Sudeep Chakravarti’s ‘The Baptism of Toni Calangute’ manages an affecting trifecta in that it is somehow harrowing, humorous and ultimately hopeful. It tells the tale, of two cousins – Toni and Dino who have taken it upon themselves to serve as the protectors of their beloved Aparanta, known to the uninitiated as Goa. For long, this slice of paradise, with its treasure trove of natural resources has proved to be an irresistible lure for rapacious conquerors and all folks greedy, corrupt, ruthless and unscrupulous with an eye for making a quick fortune both from within and without. Toni and Dino are incensed because Aparanta is being poisoned by her own waste and excess, in thrall of those who would seek to “plough the cunt of Goa, while she lies back like a whore fuelled by ecstasy. Lies back and enjoys it even.”

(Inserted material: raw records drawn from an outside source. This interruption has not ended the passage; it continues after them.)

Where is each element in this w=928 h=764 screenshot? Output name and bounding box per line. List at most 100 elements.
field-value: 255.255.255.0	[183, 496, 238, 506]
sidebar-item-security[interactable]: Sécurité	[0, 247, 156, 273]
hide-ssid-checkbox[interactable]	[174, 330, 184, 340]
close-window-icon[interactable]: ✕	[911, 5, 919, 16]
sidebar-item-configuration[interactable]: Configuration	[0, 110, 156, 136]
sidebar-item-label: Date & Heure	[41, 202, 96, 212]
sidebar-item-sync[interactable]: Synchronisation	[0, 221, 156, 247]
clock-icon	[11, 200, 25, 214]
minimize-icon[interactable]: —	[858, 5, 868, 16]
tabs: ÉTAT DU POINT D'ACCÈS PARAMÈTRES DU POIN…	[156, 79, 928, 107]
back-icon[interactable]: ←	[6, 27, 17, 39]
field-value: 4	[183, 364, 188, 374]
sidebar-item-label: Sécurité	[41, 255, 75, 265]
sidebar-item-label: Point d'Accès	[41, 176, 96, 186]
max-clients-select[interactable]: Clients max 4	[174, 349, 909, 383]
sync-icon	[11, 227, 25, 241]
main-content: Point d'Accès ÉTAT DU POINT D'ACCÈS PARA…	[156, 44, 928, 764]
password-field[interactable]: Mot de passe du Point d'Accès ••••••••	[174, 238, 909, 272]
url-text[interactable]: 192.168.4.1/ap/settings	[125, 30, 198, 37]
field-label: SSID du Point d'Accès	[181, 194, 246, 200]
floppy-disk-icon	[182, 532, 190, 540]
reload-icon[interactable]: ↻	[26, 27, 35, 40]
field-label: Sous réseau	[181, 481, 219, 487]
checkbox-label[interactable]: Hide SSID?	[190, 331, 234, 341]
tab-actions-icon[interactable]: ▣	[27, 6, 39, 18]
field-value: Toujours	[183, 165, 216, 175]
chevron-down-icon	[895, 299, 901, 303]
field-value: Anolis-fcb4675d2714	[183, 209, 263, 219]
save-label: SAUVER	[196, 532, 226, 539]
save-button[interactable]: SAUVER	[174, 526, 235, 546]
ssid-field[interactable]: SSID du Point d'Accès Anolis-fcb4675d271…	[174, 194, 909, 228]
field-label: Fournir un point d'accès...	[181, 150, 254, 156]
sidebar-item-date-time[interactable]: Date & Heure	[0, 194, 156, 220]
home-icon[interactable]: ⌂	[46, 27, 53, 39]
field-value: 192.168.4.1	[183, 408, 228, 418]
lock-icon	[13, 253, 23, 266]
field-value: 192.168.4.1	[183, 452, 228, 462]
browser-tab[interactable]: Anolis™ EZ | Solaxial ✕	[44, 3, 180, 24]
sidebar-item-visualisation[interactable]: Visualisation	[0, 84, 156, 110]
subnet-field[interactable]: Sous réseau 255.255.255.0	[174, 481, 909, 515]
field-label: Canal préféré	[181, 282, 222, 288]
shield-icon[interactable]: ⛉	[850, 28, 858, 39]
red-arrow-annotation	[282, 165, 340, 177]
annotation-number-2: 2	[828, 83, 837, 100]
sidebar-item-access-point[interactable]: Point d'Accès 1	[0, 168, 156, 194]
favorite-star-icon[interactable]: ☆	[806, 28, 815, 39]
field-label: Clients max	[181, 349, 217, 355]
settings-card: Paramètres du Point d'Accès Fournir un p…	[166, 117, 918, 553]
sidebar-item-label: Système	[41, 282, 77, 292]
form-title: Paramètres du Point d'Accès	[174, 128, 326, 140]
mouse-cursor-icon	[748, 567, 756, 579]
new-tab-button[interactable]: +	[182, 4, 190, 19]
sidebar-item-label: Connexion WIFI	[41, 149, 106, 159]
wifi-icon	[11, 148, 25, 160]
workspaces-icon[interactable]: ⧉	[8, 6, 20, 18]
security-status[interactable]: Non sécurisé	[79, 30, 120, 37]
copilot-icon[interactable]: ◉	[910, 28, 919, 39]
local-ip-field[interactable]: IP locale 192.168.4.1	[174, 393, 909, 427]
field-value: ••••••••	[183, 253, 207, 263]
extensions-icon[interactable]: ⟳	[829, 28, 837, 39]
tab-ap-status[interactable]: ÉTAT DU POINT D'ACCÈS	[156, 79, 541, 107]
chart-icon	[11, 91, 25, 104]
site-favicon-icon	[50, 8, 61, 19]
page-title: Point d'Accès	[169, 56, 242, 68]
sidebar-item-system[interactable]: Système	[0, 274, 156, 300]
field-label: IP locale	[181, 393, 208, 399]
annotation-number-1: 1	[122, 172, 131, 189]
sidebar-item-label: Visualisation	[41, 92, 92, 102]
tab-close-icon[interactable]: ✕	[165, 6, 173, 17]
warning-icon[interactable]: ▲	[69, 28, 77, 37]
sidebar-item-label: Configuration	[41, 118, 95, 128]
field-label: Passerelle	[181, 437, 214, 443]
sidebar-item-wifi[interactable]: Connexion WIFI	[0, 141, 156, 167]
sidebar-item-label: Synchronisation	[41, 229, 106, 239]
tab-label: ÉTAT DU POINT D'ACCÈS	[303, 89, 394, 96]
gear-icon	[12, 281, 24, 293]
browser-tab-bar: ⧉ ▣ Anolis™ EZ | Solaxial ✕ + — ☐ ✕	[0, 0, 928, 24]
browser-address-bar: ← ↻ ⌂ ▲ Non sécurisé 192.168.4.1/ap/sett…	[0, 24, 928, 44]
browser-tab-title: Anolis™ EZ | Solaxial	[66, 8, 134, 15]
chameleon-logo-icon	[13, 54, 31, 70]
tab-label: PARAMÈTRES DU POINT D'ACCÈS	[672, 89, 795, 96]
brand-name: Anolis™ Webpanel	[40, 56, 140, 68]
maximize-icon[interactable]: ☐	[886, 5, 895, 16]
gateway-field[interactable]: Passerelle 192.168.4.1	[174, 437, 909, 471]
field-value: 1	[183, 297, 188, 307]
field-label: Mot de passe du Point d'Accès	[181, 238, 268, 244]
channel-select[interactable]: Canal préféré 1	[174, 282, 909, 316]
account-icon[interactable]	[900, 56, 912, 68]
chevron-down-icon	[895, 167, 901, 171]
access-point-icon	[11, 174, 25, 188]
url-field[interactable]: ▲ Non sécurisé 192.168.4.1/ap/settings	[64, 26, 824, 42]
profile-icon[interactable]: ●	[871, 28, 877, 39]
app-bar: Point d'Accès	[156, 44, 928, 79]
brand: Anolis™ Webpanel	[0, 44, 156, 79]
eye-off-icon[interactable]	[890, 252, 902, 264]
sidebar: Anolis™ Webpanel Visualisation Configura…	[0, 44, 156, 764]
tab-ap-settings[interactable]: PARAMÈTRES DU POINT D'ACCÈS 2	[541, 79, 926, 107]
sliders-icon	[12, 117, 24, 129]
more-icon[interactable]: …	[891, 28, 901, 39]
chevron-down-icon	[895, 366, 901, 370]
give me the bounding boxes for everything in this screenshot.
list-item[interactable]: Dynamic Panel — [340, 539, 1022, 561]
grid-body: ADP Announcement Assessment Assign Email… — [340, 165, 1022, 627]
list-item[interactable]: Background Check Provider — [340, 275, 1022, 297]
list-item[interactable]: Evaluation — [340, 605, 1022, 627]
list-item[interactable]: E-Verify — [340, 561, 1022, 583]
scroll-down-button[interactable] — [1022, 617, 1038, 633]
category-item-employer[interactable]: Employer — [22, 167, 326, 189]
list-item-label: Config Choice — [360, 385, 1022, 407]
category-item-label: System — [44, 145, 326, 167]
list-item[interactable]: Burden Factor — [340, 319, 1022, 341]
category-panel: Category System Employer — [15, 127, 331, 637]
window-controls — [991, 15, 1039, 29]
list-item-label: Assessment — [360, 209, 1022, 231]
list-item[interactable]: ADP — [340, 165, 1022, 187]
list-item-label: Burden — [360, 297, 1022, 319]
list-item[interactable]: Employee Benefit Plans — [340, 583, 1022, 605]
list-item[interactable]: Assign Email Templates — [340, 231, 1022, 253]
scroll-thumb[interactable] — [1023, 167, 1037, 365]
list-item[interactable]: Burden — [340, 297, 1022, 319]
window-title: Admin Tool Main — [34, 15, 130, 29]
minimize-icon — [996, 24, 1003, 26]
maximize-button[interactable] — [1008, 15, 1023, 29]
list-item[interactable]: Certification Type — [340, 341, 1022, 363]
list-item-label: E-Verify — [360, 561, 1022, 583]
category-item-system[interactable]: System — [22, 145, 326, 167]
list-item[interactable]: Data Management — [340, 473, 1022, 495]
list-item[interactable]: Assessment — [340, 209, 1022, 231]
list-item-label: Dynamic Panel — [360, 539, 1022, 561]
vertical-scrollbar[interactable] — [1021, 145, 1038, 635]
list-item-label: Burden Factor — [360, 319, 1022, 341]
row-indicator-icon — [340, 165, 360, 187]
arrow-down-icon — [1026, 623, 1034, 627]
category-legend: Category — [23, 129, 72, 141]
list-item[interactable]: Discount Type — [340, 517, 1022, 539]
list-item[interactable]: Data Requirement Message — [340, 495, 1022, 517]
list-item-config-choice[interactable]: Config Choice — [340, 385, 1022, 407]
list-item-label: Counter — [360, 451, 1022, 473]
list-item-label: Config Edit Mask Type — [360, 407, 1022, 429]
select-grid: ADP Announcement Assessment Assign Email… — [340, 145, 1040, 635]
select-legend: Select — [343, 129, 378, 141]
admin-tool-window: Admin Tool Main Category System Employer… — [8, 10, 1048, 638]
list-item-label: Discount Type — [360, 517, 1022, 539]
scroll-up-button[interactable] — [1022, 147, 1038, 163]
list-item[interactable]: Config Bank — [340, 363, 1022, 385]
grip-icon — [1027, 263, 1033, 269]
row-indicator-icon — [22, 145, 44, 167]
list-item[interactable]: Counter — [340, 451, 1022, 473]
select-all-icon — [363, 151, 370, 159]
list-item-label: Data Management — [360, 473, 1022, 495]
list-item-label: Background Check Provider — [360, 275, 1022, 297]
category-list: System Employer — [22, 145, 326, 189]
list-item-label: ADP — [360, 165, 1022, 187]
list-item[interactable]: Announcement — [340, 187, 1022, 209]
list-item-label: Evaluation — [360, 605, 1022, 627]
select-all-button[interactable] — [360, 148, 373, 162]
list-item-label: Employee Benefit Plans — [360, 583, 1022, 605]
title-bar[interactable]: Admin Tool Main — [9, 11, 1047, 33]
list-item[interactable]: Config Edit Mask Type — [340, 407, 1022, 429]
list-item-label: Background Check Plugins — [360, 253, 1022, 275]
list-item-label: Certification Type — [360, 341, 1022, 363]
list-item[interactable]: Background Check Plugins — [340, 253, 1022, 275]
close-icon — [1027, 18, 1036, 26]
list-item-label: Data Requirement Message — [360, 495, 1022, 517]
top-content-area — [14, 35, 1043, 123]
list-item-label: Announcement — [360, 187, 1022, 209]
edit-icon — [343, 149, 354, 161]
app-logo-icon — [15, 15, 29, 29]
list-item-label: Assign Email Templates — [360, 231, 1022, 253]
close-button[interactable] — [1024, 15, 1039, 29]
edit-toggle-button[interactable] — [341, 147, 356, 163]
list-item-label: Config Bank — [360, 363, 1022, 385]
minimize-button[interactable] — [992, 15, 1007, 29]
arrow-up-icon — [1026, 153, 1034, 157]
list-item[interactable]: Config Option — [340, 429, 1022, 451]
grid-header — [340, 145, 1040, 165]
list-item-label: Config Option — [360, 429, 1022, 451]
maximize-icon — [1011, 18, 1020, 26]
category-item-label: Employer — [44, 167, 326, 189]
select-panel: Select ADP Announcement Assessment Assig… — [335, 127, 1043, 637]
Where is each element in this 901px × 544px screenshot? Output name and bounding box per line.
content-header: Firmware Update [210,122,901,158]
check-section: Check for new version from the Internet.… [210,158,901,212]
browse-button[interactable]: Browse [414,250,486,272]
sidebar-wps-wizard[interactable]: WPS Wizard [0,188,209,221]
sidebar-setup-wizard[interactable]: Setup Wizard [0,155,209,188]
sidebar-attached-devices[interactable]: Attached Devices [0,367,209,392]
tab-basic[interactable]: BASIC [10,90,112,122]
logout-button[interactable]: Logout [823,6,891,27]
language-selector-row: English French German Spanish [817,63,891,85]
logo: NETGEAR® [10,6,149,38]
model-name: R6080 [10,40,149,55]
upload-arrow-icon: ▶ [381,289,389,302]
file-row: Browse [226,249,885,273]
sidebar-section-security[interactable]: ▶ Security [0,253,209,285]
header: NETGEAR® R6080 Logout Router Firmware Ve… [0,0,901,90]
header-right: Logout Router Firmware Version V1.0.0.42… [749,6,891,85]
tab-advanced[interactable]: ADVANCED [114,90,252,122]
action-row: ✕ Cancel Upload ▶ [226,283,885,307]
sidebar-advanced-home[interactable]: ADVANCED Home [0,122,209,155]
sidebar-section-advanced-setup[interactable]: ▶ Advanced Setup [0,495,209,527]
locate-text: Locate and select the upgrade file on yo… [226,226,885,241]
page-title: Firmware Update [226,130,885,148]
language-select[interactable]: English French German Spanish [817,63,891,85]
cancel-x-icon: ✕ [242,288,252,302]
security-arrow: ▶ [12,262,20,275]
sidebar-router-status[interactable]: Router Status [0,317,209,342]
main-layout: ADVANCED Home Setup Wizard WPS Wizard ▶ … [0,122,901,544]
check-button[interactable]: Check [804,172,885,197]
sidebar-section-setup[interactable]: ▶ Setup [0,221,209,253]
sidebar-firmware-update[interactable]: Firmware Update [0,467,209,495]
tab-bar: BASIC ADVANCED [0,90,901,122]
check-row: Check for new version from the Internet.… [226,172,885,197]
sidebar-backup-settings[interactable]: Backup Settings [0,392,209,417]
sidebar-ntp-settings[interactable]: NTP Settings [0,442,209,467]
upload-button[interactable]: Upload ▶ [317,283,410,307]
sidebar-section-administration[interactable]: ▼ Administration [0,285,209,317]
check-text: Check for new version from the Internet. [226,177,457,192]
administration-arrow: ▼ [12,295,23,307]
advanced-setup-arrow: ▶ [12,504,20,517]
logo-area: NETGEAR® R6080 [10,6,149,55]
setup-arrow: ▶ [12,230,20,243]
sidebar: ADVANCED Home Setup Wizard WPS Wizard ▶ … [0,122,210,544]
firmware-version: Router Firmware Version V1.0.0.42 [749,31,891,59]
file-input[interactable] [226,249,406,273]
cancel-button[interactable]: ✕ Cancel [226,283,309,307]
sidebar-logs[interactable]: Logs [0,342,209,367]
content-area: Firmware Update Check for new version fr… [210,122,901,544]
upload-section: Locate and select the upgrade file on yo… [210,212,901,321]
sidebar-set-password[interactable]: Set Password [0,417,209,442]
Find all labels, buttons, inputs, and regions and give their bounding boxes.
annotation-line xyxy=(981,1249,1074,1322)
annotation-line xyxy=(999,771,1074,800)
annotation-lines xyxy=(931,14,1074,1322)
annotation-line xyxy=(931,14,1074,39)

Even in their little seaside village, Socorro Do Mundo, where time seems to be snoozing along with the inhabitants, the overwhelming evidence of the insidious rot is impossible to overlook for the duo. Both are sickened by the unbridled covetousness that has seen the delicate ecosystem destroyed with the overabundance of hotels, resorts, clubs, gambling, dens, men / women of pleasure and drugs. Dino for one, refuses to succumb to the hard - bitten cynicism of those realists bogged down by a sense of the inevitable. Toni is wary and weary, longing only for peace in the public and personal spheres, unwilling to take on the demands of a crumbling world.
Chakravarti paints the two protagonists and all in their lives with sympathetic but unflinching strokes. There is fiery Ida, Dino’s mother and a crusader in her own right, Anastasia, Toni’s wife who uses her suffering like a scourge, and even Melba, the bane of Toni’s existence with her goats and prodigious appetite for lucre and lust. Truly despicable characters tickle the funny bone with their ridiculous dialogues, skewed reasoning and debauched antics as evidenced by the brokering of a nefarious scheme over Tandoori chicken and merry – go – round coitus. It is all very amusing until the devastation unfurls with the destructive potential of a hurricane. Key players responsible for triggering the maelstrom include Winston Almeida with his overblown ambition and overbearing brothers, slimy PI Fernandes, his seducer, the malevolent Princess and a Russian, drug – lord, Sergei Yurlov who is likely to haunt this reviewer’s nightmares for a fair bit.
There is something childlike not to mention unreal about Dino Dantas and his sincerity in fighting for a righteous if lost cause, uncaring of personal safety or the welfare of his immediate family because he is too keenly invested in the wellbeing of his people who don’t actually care for crusades while there is rice, fish curry, cashew feni, and trance to take away the edge. With his profound saga of love for one’s land, loss and longing, Chakravarti makes one ponder about why it takes nothing short of unspeakable tragedy to galvanize us into doing the right thing.